The probability that a teacher will give an unannounced test during any class meeting is $\dfrac{1}{5}$. If a student is absent twice, the probability that he will miss at least one test is:
A.$\dfrac{7}{{25}}$
B.$\dfrac{9}{{25}}$
C.$\dfrac{{16}}{{25}}$
D.$\dfrac{{24}}{{25}}$

Answer 1

Hint: Here, we will first find the probability that no test was missed by the student. We will use the fact that the total probability of an experiment is 1. Then we will subtract the obtained probability from 1 to find the required probability.

Complete step-by-step answer:
Let $E$ be an event in which a teacher will give an unannounced test during any class meeting.
It is given that the probability that a teacher will give an unannounced test during any class meeting is $\dfrac{1}{5}$.
Therefore, $P\left( E \right) = \dfrac{1}{5}$
Now, if a student is absent twice, let us assume that on those two days, there was no unannounced test which took place.
Hence, the probability that no test was missed by the student $ = \dfrac{4}{5} \times \dfrac{4}{5} = \dfrac{{16}}{{25}}$
Now, we know that the total probability is equal to 1. Therefore,
The probability that the student will miss at least 1 test $ = 1 - \dfrac{{16}}{{25}}$
Taking LCM, we get
$ \Rightarrow $ The probability that the student will miss at least 1 test $ = \dfrac{{25 - 16}}{{25}}$
Subtracting the terms in the numerator, we get
$ \Rightarrow $ The probability that the student will miss at least 1 test $ = \dfrac{9}{{25}}$
Therefore, option B is the correct answer.
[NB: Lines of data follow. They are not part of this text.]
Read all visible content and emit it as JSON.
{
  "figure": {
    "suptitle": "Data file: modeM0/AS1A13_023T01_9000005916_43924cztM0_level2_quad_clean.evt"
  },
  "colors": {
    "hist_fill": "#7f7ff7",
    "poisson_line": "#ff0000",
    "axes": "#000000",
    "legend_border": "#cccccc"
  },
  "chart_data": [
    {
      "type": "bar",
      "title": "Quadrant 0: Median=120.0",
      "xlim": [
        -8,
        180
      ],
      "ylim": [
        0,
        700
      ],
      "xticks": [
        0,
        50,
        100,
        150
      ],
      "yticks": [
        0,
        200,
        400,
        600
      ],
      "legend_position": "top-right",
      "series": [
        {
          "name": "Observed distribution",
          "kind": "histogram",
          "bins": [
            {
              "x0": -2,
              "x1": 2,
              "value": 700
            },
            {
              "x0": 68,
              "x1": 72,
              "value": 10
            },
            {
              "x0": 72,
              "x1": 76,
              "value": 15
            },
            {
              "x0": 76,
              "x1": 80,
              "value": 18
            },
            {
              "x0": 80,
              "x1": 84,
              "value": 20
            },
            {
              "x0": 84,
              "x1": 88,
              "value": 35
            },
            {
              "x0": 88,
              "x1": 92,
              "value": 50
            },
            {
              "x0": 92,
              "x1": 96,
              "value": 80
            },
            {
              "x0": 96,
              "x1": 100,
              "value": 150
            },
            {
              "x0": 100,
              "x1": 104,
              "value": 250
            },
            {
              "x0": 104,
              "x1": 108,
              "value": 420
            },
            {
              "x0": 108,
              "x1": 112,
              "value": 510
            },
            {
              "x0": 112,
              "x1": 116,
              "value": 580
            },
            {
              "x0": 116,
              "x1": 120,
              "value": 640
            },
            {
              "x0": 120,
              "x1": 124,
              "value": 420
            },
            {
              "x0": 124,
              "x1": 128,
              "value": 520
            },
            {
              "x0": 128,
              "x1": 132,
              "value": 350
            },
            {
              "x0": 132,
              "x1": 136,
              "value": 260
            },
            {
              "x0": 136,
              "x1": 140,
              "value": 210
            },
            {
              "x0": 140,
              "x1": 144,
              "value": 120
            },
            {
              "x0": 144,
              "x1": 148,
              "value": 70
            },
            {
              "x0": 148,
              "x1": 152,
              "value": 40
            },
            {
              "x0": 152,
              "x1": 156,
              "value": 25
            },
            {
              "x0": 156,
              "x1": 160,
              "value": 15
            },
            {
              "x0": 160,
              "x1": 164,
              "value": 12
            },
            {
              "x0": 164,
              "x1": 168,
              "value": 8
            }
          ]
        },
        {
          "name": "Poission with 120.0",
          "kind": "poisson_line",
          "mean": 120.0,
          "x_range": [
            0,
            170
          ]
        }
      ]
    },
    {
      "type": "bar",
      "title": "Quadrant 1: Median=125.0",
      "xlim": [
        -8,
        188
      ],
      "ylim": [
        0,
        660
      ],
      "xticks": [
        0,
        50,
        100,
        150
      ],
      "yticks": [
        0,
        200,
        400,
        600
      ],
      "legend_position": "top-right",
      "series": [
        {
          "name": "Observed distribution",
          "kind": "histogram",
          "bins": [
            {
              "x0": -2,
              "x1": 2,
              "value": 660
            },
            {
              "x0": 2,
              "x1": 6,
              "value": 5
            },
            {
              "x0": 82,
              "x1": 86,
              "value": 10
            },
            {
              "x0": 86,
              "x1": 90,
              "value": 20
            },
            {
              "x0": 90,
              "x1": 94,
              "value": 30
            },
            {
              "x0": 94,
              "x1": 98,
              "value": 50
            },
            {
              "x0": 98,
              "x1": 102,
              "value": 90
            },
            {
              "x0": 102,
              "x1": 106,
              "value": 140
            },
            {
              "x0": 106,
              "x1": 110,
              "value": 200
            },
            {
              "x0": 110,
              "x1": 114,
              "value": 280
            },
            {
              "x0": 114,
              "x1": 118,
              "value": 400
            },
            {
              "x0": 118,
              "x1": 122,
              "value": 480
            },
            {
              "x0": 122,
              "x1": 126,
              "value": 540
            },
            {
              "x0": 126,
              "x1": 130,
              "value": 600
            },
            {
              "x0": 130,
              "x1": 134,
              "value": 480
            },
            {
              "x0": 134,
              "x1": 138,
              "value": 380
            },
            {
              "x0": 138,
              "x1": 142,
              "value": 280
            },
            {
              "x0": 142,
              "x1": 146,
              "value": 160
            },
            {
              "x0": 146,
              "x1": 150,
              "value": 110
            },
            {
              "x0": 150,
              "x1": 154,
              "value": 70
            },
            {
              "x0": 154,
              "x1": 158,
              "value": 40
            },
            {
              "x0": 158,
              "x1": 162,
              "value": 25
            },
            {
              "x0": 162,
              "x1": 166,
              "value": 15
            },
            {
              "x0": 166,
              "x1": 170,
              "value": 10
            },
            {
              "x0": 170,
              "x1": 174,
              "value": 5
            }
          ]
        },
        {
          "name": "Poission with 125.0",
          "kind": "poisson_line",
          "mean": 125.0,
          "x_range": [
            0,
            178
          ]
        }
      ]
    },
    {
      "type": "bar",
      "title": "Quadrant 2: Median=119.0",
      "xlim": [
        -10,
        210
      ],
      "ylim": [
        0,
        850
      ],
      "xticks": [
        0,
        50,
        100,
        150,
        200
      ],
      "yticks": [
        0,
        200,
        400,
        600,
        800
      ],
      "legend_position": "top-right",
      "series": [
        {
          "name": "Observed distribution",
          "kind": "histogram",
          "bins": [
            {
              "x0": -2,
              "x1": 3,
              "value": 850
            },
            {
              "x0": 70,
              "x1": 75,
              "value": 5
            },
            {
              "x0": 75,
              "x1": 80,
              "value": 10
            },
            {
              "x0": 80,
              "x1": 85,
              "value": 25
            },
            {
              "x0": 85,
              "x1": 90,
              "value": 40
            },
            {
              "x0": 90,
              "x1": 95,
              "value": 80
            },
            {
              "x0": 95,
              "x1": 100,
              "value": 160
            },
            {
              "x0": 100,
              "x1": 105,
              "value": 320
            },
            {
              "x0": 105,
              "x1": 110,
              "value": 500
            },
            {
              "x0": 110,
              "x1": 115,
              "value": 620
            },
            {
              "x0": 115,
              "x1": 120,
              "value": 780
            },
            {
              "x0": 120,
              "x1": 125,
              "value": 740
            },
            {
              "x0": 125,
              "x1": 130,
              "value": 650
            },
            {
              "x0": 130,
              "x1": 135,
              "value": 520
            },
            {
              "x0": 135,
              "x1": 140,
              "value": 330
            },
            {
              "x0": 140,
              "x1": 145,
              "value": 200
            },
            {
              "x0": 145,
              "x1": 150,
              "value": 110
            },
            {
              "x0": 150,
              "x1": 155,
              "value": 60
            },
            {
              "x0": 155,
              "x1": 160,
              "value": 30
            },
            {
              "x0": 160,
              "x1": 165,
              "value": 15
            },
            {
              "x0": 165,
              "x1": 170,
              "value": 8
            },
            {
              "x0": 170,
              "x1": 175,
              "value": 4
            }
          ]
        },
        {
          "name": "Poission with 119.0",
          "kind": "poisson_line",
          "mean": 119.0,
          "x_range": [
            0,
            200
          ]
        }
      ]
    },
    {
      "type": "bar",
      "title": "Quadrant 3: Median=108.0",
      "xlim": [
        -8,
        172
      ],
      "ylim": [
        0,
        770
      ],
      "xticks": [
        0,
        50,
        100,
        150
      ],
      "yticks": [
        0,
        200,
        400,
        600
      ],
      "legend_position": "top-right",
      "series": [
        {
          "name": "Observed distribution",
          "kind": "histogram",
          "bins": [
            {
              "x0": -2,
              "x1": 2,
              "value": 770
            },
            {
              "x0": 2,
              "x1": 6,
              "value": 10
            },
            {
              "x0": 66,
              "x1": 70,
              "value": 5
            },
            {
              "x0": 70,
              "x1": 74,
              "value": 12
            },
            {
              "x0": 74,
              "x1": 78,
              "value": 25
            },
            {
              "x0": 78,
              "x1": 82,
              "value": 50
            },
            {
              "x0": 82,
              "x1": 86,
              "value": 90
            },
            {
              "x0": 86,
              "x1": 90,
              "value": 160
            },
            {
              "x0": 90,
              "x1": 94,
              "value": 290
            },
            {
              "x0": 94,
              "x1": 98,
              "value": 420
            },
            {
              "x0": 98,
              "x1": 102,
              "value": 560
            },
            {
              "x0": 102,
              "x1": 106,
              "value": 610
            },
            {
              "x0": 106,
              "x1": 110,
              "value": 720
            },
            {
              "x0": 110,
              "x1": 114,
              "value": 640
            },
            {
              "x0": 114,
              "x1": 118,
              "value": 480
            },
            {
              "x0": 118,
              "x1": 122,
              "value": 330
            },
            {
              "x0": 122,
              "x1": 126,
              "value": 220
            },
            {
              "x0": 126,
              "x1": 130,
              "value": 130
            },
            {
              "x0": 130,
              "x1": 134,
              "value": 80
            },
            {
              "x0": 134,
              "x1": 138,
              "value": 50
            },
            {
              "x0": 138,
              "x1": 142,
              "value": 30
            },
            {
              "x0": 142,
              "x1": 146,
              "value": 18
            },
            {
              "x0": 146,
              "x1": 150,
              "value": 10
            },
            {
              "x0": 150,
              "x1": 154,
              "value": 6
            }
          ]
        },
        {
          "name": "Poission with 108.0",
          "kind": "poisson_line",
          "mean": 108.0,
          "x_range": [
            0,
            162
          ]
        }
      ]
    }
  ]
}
Note: An alternate way of solving this question is to solve it directly, i.e.
Since, we are required to find the probability that the student will miss at least 1 test, where it is given that:
The probability that a teacher will give an unannounced test during any class meeting is $\dfrac{1}{5}$
Hence, the probability that on the first day there would be a test but there would be no test on the second day,
 $P\left( {{E_1}} \right) = \dfrac{1}{5} \times \dfrac{4}{5} = \dfrac{4}{{25}}$
Similarly, it could be possible that the test would happen on the second day and on the first day there would be no test.
Hence, $P\left( {{E_2}} \right) = \dfrac{4}{5} \times \dfrac{1}{5} = \dfrac{4}{{25}}$
Also, it could happen that on both the days, the teacher would give an announced test, thus,
$P\left( {{E_3}} \right) = \dfrac{1}{5} \times \dfrac{1}{5} = \dfrac{1}{{25}}$
Now, these three events are mutually exclusive, thus,
The probability that the student will miss at least 1 test $ = P\left( {{E_1}} \right) + P\left( {{E_2}} \right) + P\left( {{E_3}} \right)$
Substituting the values in the above equation, we get
$ \Rightarrow $ The probability that the student will miss at least 1 test $ = \dfrac{4}{{25}} + \dfrac{4}{{25}} + \dfrac{1}{{25}} = \dfrac{9}{{25}}$
Therefore, this is the required answer.
Hence, option B is the correct answer.